To get there, one of the most critical steps is to connect your full tech stack (marketing and sales) to a CRM. Every interaction each team has with a particular prospect will be recorded, not only for manual reference when a salesperson is doing research, but also to prompt the next automation and keep the prospect’s experience moving.

Note: To keep those automations moving between platforms, you may also have to tap into a service like Zapier or automate.io, which helps to trigger actions between tools.

If your team does not have a CRM, then many teams choose to make their SEPs the “source of truth,” or a trusted data storehouse with the most authoritative customer data. This works especially well if your SEP has a native or third-party integration with your major marketing automation tools. 
Here are the lists of platforms that natively integrate with major SEPs your team may use: Outreach, Salesloft, Groove, VanillaSoft, and Hubspot Sales Hub.

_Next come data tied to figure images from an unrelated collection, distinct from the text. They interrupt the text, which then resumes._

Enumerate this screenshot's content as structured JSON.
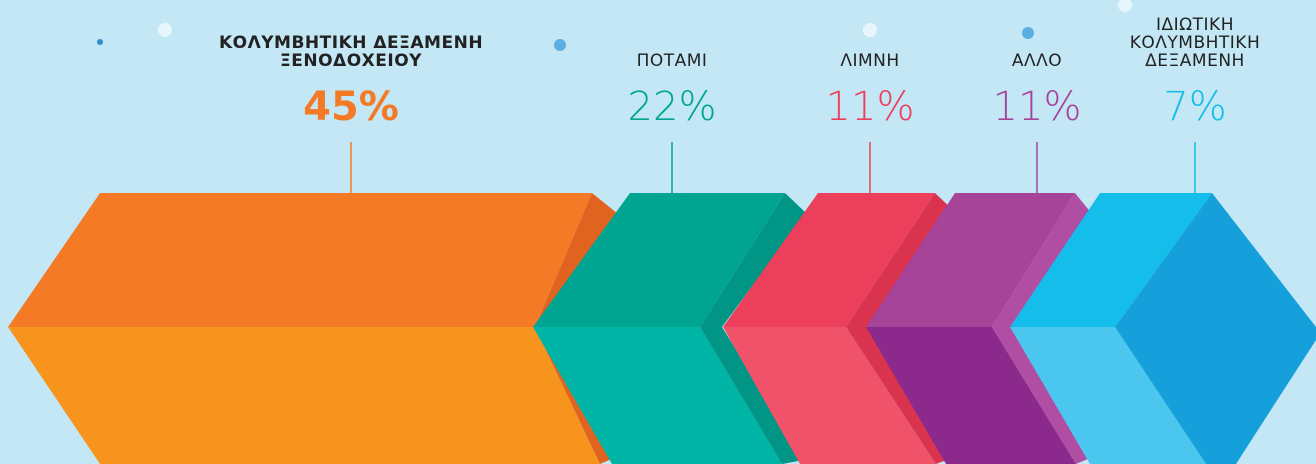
{
  "chart_data": {
    "type": "prism",
    "categories": [
      "ΚΟΛΥΜΒΗΤΙΚΗ ΔΕΞΑΜΕΝΗ ΞΕΝΟΔΟΧΕΙΟΥ",
      "ΠΟΤΑΜΙ",
      "ΛΙΜΝΗ",
      "ΑΛΛΟ",
      "ΙΔΙΩΤΙΚΗ ΚΟΛΥΜΒΗΤΙΚΗ ΔΕΞΑΜΕΝΗ"
    ],
    "values": [
      45,
      22,
      11,
      11,
      7
    ],
    "value_labels": [
      "45%",
      "22%",
      "11%",
      "11%",
      "7%"
    ],
    "colors": [
      "#f47a26",
      "#00a591",
      "#ec3f5c",
      "#a6449a",
      "#14bdea"
    ]
  }
}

Your ideal go-to-market journey awaits.

Our own team has gone through several iterations of our go-to-market journey, including the introduction and retirement of various tools. We understand, firsthand, how daunting it can feel to stare at a labyrinth of settings, triggers, automations, and integrations and wonder if you’ve made a mistake along the way.

If we can help connect the dots between your sales and marketing teams, whether it’s around messaging strategy or your tech stack and how your automations communicate, we are happy to provide some guidance along the way.

If you go it alone, here are some immediate next steps:

  1. Evaluate all of your integrations to see which data is being sent where.
  2. Reassess your funnel or buyer’s journey, looking for spots where the customer’s experience could be smoother.
  3. Talk with a few reps on your team to understand the pain points in their workflows.
  4. Investigate technical solutions that meet the needs of both your customers and your team members.
  5. Map out a new go-to-market process, which includes all tools from sales and marketing, and ensure that critical data and automations are firing, as needed.

Just think, when that’s all done, your team will be exponentially more efficient, your pipeline will be stronger, and you can be more confident that you’re going to blow your KPIs out of the water. And that will be a good feeling.